Study Suggests Māori First to Encounter Antarctica
Māori explorers could have been the first humans to set eyes on Antarctica as far back as the 7th century, a new study suggests, even though for the past 200 years, tales of discovering the frozen continent have centred on Russian, European and American expeditions. London-based Saphora Smith reports on the study’s findings for NBC News Digital.

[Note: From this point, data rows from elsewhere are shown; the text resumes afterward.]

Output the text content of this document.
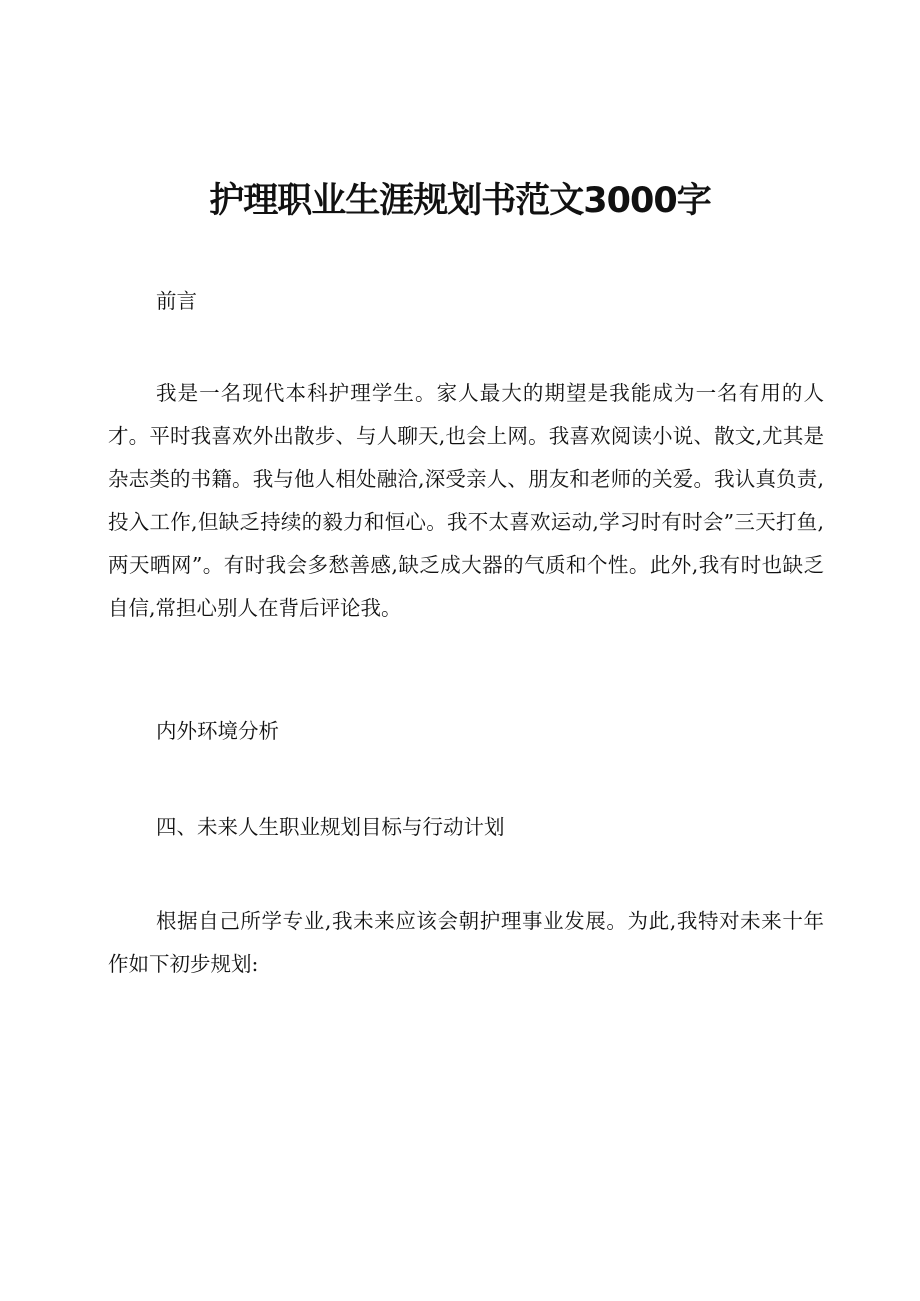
护理职业生涯规划书范文3000字

前言

我是一名现代本科护理学生。家人最大的期望是我能成为一名有用的人才。平时我喜欢外出散步、与人聊天,也会上网。我喜欢阅读小说、散文,尤其是杂志类的书籍。我与他人相处融洽,深受亲人、朋友和老师的关爱。我认真负责,投入工作,但缺乏持续的毅力和恒心。我不太喜欢运动,学习时有时会”三天打鱼,两天晒网”。有时我会多愁善感,缺乏成大器的气质和个性。此外,我有时也缺乏自信,常担心别人在背后评论我。

内外环境分析

四、未来人生职业规划目标与行动计划

根据自己所学专业,我未来应该会朝护理事业发展。为此,我特对未来十年作如下初步规划:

Polynesian stories of historic voyages include the expeditions of Hui Te Rangiora and his crew on the vessel Te Ivi o Atea into Antarctic waters, likely in the 7th century, according to the study published this month in the Journal of the Royal Society of New Zealand.
In some of these stories, Hui Te Rangiora and his crew travelled far south and in so doing were likely the first people to set eyes on Antarctic waters and perhaps even the continent, according to the authors of the report.
“It is wholly unsurprising that a human community adept at seafaring and living close to the Antarctic continent might have encountered it centuries prior to European voyages to the same area,” senior lecturer in international relations at the SOAS University of London Meera Sabaratnam said.
Sabaratnam questioned instead why Europeans were so keen to assert their “discovery” of new lands already inhabited by or known to others, Smith reports.
Original article by Saphora Smith, NBC News, June 12, 2021.